Kremlin houdt zich gedeisd in EU-Gazprom conflict (en)

Met dank overgenomen van EUobserver (EUOBSERVER) i, gepubliceerd op vrijdag 7 september 2012, 9:44.
Auteur: Andrew Rettman

BRUSSELS - The Kremlin has started putting pressure on the EU i for a friendly "settlement" on Gazprom one day after the European Commission said the affair is a purely commercial matter.

Speaking in an interview with the Wall Street Journal on Thursday (8 September), Russia's EU ambassador, Vladimir Chizhov said: "We always favour negotiated solutions because nobody wants a gas war."

He added that if Gazprom "reaches some kind of agreement, be it with the commission, or be it with member states, or be it with European energy companies ... I would only welcome it."

Echoing Gazprom's press statement earlier in the week, which indicated that the firm is too big a deal for EU officials to handle because it is a "strategic organisation, administered by the [Russian] government," Chizhov poked fun at Brussels' regulatory ambitions: "The European Commission can look into anything it wants: whether there is life on Mars or whether there are some irregularities in Google or Gazprom or Microsoft."

He also described the anti-trust probe as an "irritant" in the EU-Russia "strategic partnership."

For his part, Russian President Vladimir Putin i's spokesman, Dmitry Peskov, also on Thursday told Reuters at a conference in Vladivostock: "There is no talk about retaliation measures. Gazprom has in the course of many decades proven its reliability as natural gas supplier and is in fact a guarantor of the energy security in Europe."

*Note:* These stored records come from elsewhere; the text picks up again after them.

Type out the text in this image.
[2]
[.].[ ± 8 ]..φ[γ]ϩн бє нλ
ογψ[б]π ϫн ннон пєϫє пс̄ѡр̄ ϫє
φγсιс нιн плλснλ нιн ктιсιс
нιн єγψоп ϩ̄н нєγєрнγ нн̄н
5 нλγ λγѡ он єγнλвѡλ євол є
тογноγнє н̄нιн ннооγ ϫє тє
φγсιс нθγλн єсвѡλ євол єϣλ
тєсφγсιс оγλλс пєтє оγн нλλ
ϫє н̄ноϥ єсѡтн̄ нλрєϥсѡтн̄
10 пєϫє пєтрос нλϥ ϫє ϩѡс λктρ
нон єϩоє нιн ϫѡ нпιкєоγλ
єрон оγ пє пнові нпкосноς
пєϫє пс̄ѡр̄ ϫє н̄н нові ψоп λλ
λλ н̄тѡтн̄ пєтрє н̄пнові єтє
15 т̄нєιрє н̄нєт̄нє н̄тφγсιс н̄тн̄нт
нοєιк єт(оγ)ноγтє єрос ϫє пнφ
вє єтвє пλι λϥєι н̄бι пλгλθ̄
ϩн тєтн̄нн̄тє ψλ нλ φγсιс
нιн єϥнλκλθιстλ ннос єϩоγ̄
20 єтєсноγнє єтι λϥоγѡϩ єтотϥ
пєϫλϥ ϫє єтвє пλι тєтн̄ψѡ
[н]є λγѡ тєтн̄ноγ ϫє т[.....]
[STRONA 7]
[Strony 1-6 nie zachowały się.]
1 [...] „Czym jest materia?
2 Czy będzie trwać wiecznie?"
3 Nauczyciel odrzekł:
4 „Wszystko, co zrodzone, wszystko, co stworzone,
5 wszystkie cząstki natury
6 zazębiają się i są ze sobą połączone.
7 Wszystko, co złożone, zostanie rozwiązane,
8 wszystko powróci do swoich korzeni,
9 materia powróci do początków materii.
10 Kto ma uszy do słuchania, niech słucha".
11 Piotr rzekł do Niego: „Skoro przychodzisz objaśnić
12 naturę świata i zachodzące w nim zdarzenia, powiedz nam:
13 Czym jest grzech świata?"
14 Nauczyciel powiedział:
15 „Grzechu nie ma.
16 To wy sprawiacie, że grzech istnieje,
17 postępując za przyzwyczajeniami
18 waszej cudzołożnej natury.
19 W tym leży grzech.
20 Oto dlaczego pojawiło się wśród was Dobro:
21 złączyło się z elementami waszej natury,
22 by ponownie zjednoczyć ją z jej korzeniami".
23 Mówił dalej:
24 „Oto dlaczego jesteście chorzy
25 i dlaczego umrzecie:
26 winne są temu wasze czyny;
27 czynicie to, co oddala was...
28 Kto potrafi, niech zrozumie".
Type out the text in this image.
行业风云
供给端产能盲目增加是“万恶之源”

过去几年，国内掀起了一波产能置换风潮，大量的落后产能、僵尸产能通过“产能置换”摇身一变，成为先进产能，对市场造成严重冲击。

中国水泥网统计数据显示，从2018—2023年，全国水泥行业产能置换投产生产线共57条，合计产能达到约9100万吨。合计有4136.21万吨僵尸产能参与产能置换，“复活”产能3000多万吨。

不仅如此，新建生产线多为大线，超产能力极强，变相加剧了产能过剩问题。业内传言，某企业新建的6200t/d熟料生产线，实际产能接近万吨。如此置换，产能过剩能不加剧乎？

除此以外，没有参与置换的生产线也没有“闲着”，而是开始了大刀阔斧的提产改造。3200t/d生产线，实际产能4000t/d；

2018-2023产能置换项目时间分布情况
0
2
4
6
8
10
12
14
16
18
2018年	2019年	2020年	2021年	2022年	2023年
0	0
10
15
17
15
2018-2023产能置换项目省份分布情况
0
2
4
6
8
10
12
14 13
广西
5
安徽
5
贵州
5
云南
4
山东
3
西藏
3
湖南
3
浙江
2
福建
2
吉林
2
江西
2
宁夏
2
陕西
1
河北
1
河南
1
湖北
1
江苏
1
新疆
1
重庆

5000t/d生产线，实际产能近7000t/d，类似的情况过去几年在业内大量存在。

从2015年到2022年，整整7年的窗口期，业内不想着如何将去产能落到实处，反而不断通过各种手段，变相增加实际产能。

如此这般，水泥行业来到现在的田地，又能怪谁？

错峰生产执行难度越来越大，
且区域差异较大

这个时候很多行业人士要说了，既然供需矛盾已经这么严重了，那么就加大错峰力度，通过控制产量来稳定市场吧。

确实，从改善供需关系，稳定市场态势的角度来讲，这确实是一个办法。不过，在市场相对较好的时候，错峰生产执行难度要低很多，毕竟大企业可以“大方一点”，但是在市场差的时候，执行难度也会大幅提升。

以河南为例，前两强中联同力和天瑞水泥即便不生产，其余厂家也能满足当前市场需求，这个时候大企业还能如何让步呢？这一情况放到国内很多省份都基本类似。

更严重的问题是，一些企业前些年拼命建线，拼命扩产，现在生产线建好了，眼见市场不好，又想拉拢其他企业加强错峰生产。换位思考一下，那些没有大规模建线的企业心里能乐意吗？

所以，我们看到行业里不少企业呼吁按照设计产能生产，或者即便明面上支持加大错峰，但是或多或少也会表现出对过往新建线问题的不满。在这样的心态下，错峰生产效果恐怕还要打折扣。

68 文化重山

The assurances on gas wars highlight Russia's track record of using Gazprom to settle political disputes with neighbours.

The Kremlin in 2009 cut off gas to Ukraine in a price war designed to undermine its Orange Revolution leaders, causing blackouts in EU countries, such as Bulgaria, which depend on gas transit through Ukraine.

In contrast to Peskov's line, commission President Jose Manuel Barroso i at the time described Russia as a banana republic.

"I've been involved in mediation processes since I was young, including in African matters. It's the first time I saw agreements that were systematically not respected ...Gas coming from Russia is not secure," he said.

The commission probe, which could end in a 10 percent fine of Gazprom's income in eight EU countries, saw its shares drop by almost 2 percent this week.

It is the latest in a line of blows to the country's energy champion.

Gazprom last week said it has to stop development of the Shtokman gas field in the Barents Sea due to high costs.

On Thursday, it said it has to refund European customers €1.9 billion for the first quarter of this year because of unduly high prices in long term contracts.

Its first quarter profits are down 24 percent year-on-year and its shares are trading at over 60 percent less than in 2008 due to lower demand and global diversification into shale gas and liquid gas.

The Kremlin's use of the firm as a political instrument has also cost it dearly.

Gazprom lost billions in the 2009 war with Ukraine. Its investment in underwater pipelines - Nord Stream and South Stream - designed to maintain its Cold-War-era sphere of influence in eastern Europe overlooks cheaper land-based options. It also hemorrhages money in discounts aimed at keeping Belarus dictator Alexander Lukashenko on side.

Meanwhile, amid Chizhov's gentle mockery of EU probes into "life on Mars," EU officials and diplomats are themselves indulging in a bit of schadenfreude.

One email doing the rounds in EU institutions makes fun of a tune by Vladimir Tumayev, the head of Gazprom subsidiary Spetsgazavtotrans.

"Let's drink to you. Let's drink to us. Let's drink to all the Russian gas ... That it never comes to an end," the cheesy song goes.